Surprenante innovation cycle secondaire et Bac.

Surpris du peu de réactions hier à l’annonce du ministère de l’Education, concernant le nouveau programme du collège. Ce n’est sans doute pas pour rien que ce type d’annonce arrive à la veille d’un long week-end.

Je cite:

« Dans le droit fil de l’effort de rénovation des programmes scolaires entrepris par ce gouvernement, dans l’idée que l’avenir des jeunes se tisse dès leur entrée en 6ème, nous cherchons à identifier les matières essentielles à intégrer dès l’entrée au collège.

Le constat de la nécessité de fortifier le socle de base du cursus collégien, et qui se continuera au niveau du lycée bien évidemment, nous vient d’une longue étude menée par nos experts en pédagogie, artisans du succès spectaculaire de l’Education Nationale depuis tant d’années.

Et l’une, sinon la, matière la plus efficiente à ajouter à ce socle est ce que nos experts nomment le « réferentiel transperçant concaténatoire », plus banalement connu sous le terme de couture. Pourquoi.

En Asie, le grand marché de demain pour ce qui concerne les services à haute valeur ajoutée, les classes de couture sont bondées. On y propose des cours du soir dans toutes les villes, grandes ou petites, parfois dans des endroits surprenants grâce à l’ingéniosité de l’entrepreneuriat local. Chacun sait à quel point le modèle entrepreneurial est favorisé par ce gouvernement.

Vu les nombreux débouchés, les candidatures sont nombreuses, parfois même dès la primaire ! Cette filière est nommée là-bas la « SWT-shop », prononcé « souhaite shop », acronyme de Sewing Well Together, ou en français Coudre Bien Ensemble.

Le terme « shop » rend, lui, bien compte de l’important savoir-faire technologique inhérent à cette filière, à l’instar par exemple de photo-shop en photographie. Nous souhaitons que le succès des souhaite-shop puisse être reproduit ici, d’autant que le travail de couturière est en passe de forte revalorisation grâce aux technologies de l’information, les TIS : de ces TIS sont issus les tissus modernes que tissent les tisseuses, lisseuses et fileuses pour lesquelles nous anticipons une demande croissante.

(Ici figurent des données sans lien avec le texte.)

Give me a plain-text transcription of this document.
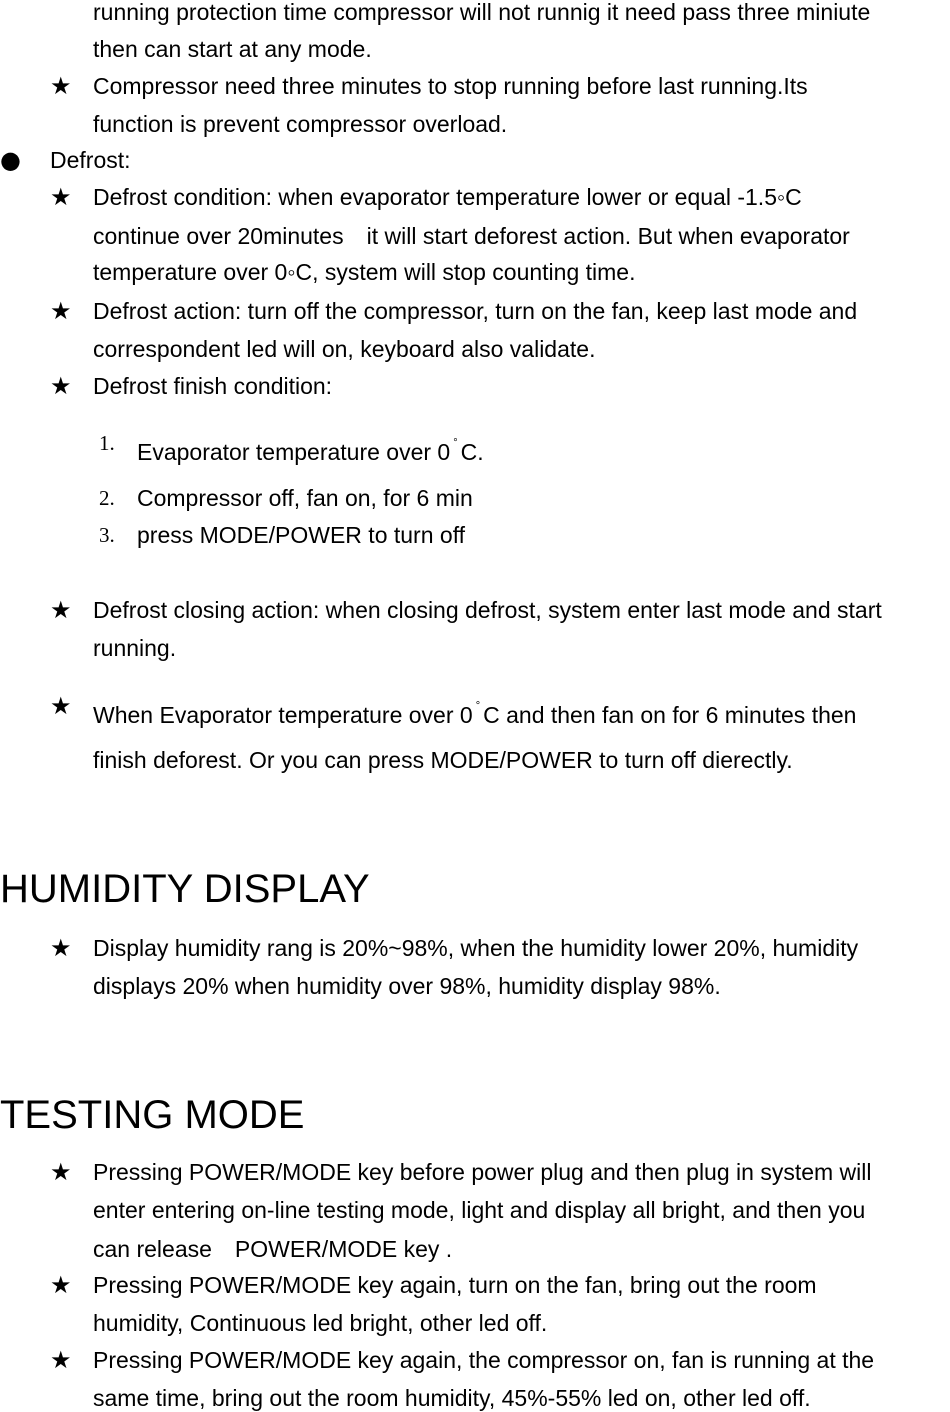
running protection time compressor will not runnig it need pass three miniute
then can start at any mode.
★ Compressor need three minutes to stop running before last running.Its
function is prevent compressor overload.
● Defrost:
★ Defrost condition: when evaporator temperature lower or equal -1.5◦C
continue over 20minutes　it will start deforest action. But when evaporator
temperature over 0◦C, system will stop counting time.
★ Defrost action: turn off the compressor, turn on the fan, keep last mode and
correspondent led will on, keyboard also validate.
★ Defrost finish condition:
1. Evaporator temperature over 0 ° C.
2. Compressor off, fan on, for 6 min
3. press MODE/POWER to turn off
★ Defrost closing action: when closing defrost, system enter last mode and start
running.
★ When Evaporator temperature over 0 ° C and then fan on for 6 minutes then
finish deforest. Or you can press MODE/POWER to turn off dierectly.
HUMIDITY DISPLAY
★ Display humidity rang is 20%~98%, when the humidity lower 20%, humidity
displays 20% when humidity over 98%, humidity display 98%.
TESTING MODE
★ Pressing POWER/MODE key before power plug and then plug in system will
enter entering on-line testing mode, light and display all bright, and then you
can release　POWER/MODE key .
★ Pressing POWER/MODE key again, turn on the fan, bring out the room
humidity, Continuous led bright, other led off.
★ Pressing POWER/MODE key again, the compressor on, fan is running at the
same time, bring out the room humidity, 45%-55% led on, other led off.
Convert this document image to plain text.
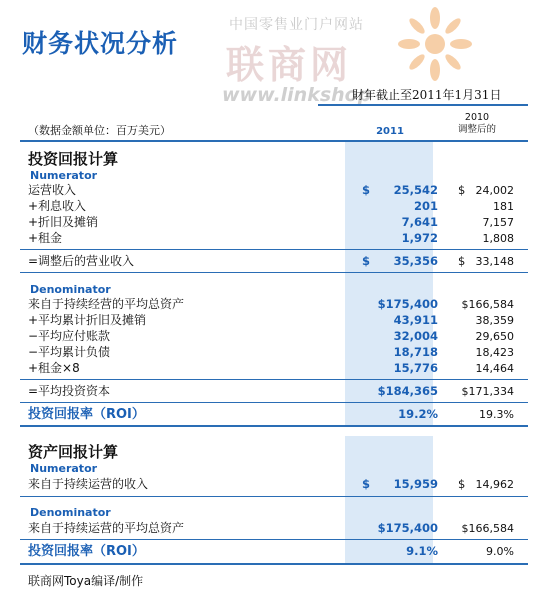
财务状况分析
中国零售业门户网站
联商网
www.linkshop
財年截止至2011年1月31日
（数据金额单位：百万美元）	2011
2010
调整后的
投资回报计算
Numerator
运营收入	$ 25,542 $ 24,002
+利息收入	201	181
+折旧及摊销	7,641	7,157
+租金	1,972	1,808
=调整后的营业收入	$ 35,356 $ 33,148
Denominator
来自于持续经营的平均总资产	$175,400 $166,584
+平均累计折旧及摊销	43,911	38,359
−平均应付账款	32,004	29,650
−平均累计负债	18,718	18,423
+租金×8	15,776	14,464
=平均投资资本	$184,365 $171,334
投资回报率（ROI）	19.2%	19.3%
资产回报计算
Numerator
来自于持续运营的收入	$ 15,959 $ 14,962
Denominator
来自于持续运营的平均总资产	$175,400 $166,584
投资回报率（ROI）	9.1%	9.0%
联商网Toya编译/制作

Cette matière sera notamment une opportunité pour les jeunes gens issus du patchwork de la diversité, une manière de retisser les liens sociaux. L’importance de prendre ainsi en compte les réalités sociales ancre notre volonté de proposer cette matière aux jeunes filles qui auront ainsi accès à une activité rémunératrice, sans devoir quitter l’oeil approbateur du chef de famille. Inutile de se voiler la face, toutes les données montrent que cette matière sera surtout demandée par les demoiselles, chacune rêvant sans doute de devenir la prochaine star de la toile et d’en découdre avec les grands noms de la mode.

Beaucoup de demoiselles certes, mais hors de question de laisser la couture devenir l’équivalent pour les filles de la mécanique-auto pour les garçons. Heureusement en matière de couture de nombreuses spécialités peuvent intéresser garçons et filles de toutes origines, de toutes orientations, de tous bords politiques : le point de croix des plus catholiques pourra très bien coexister avec le point en zigzag des indécis, eux-même se servant, même de manière gauche, du très conservateur point droit, voire du point final en fin d’ouvrage. En zones dites défavorisées, associée à une police de caractère garantissant une bonne alphabétisation, nul doute que cette matière accessible aidera à filer droit.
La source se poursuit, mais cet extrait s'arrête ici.